Before It's Too Late: A State Space Model for the Early Prediction of Misinformation and Disinformation Engagement
Lin Tian, Emily Booth, Francesco Bailo, Julian Droogan, Marian-Andrei Rizoiu
TL;DR
This work addresses the challenge of predicting misinformation and disinformation engagement from irregularly sampled social data. It introduces IC-Mamba*50pt, a time-aware, interval-censored state-space model that integrates content, user, and temporal embeddings to forecast post- and opinion-level engagement, including early 15–30 minute windows and long-horizon 28-day trajectories. Key contributions include a novel interval-aware state representation, time-dependent transitions, pretraining on a large diverse dataset, and a two-tier architecture that scales from posts to narratives.
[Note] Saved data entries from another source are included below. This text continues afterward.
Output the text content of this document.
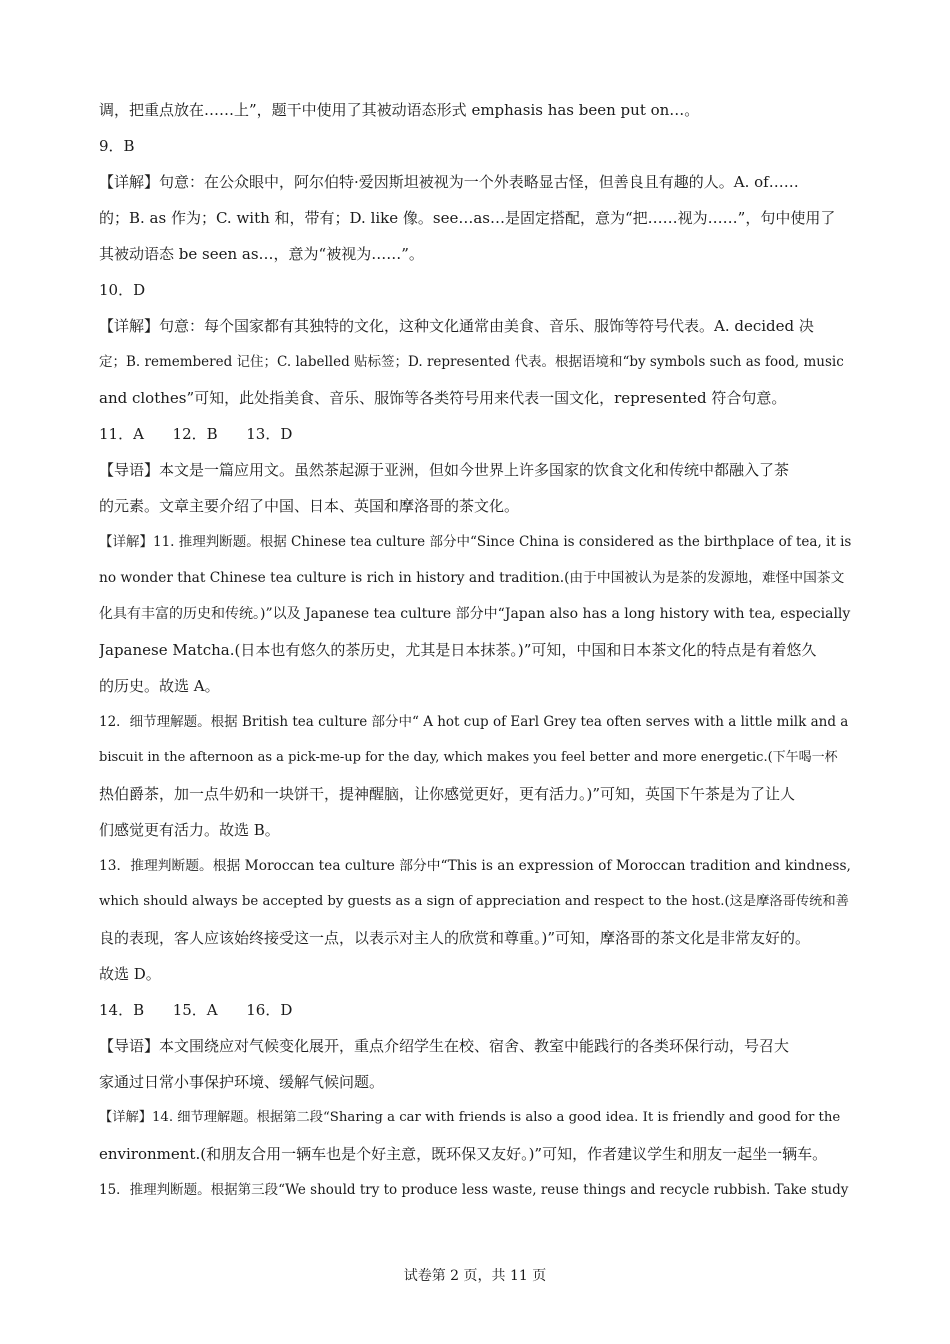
调，把重点放在……上”，题干中使用了其被动语态形式 emphasis has been put on…。
9．B
【详解】句意：在公众眼中，阿尔伯特·爱因斯坦被视为一个外表略显古怪，但善良且有趣的人。A. of……
的；B. as 作为；C. with 和，带有；D. like 像。see…as…是固定搭配，意为“把……视为……”，句中使用了
其被动语态 be seen as…，意为“被视为……”。
10．D
【详解】句意：每个国家都有其独特的文化，这种文化通常由美食、音乐、服饰等符号代表。A. decided 决
定；B. remembered 记住；C. labelled 贴标签；D. represented 代表。根据语境和“by symbols such as food, music
and clothes”可知，此处指美食、音乐、服饰等各类符号用来代表一国文化，represented 符合句意。
11．A      12．B      13．D
【导语】本文是一篇应用文。虽然茶起源于亚洲，但如今世界上许多国家的饮食文化和传统中都融入了茶
的元素。文章主要介绍了中国、日本、英国和摩洛哥的茶文化。
【详解】11. 推理判断题。根据 Chinese tea culture 部分中“Since China is considered as the birthplace of tea, it is
no wonder that Chinese tea culture is rich in history and tradition.(由于中国被认为是茶的发源地，难怪中国茶文
化具有丰富的历史和传统。)”以及 Japanese tea culture 部分中“Japan also has a long history with tea, especially
Japanese Matcha.(日本也有悠久的茶历史，尤其是日本抹茶。)”可知，中国和日本茶文化的特点是有着悠久
的历史。故选 A。
12．细节理解题。根据 British tea culture 部分中“ A hot cup of Earl Grey tea often serves with a little milk and a
biscuit in the afternoon as a pick-me-up for the day, which makes you feel better and more energetic.(下午喝一杯
热伯爵茶，加一点牛奶和一块饼干，提神醒脑，让你感觉更好，更有活力。)”可知，英国下午茶是为了让人
们感觉更有活力。故选 B。
13．推理判断题。根据 Moroccan tea culture 部分中“This is an expression of Moroccan tradition and kindness,
which should always be accepted by guests as a sign of appreciation and respect to the host.(这是摩洛哥传统和善
良的表现，客人应该始终接受这一点，以表示对主人的欣赏和尊重。)”可知，摩洛哥的茶文化是非常友好的。
故选 D。
14．B      15．A      16．D
【导语】本文围绕应对气候变化展开，重点介绍学生在校、宿舍、教室中能践行的各类环保行动，号召大
家通过日常小事保护环境、缓解气候问题。
【详解】14. 细节理解题。根据第二段“Sharing a car with friends is also a good idea. It is friendly and good for the
environment.(和朋友合用一辆车也是个好主意，既环保又友好。)”可知，作者建议学生和朋友一起坐一辆车。
15．推理判断题。根据第三段“We should try to produce less waste, reuse things and recycle rubbish. Take study
试卷第 2 页，共 11 页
The approach achieves state-of-the-art predictive performance across multiple metrics and datasets, enabling earlier identification and intervention for potentially harmful content while highlighting ethical considerations for real-world deployment.
Abstract
In today's digital age, conspiracies and information campaigns can emerge rapidly and erode social and democratic cohesion. While recent deep learning approaches have made progress in modeling engagement through language and propagation models, they struggle with irregularly sampled data and early trajectory assessment. We present IC-Mamba, a novel state space model that forecasts social media engagement by modeling interval-censored data with integrated temporal embeddings. Our model excels at predicting engagement patterns within the crucial first 15-30 minutes of posting (RMSE 0.118-0.143), enabling rapid assessment of content reach. By incorporating interval-censored modeling into the state space framework, IC-Mamba captures fine-grained temporal dynamics of engagement growth, achieving a 4.72% improvement over state-of-the-art across multiple engagement metrics (likes, shares, comments, and emojis). Our experiments demonstrate IC-Mamba's effectiveness in forecasting both post-level dynamics and broader narrative patterns (F1 0.508-0.751 for narrative-level predictions). The model maintains strong predictive performance across extended time horizons, successfully forecasting opinion-level engagement up to 28 days ahead using observation windows of 3-10 days. These capabilities enable earlier identification of potentially problematic content, providing crucial lead time for designing and implementing countermeasures. Code is available at: https://github.com/ltian678/ic-mamba. An interactive dashboard demonstrating our results is available at: https://ic-mamba.behavioral-ds.science.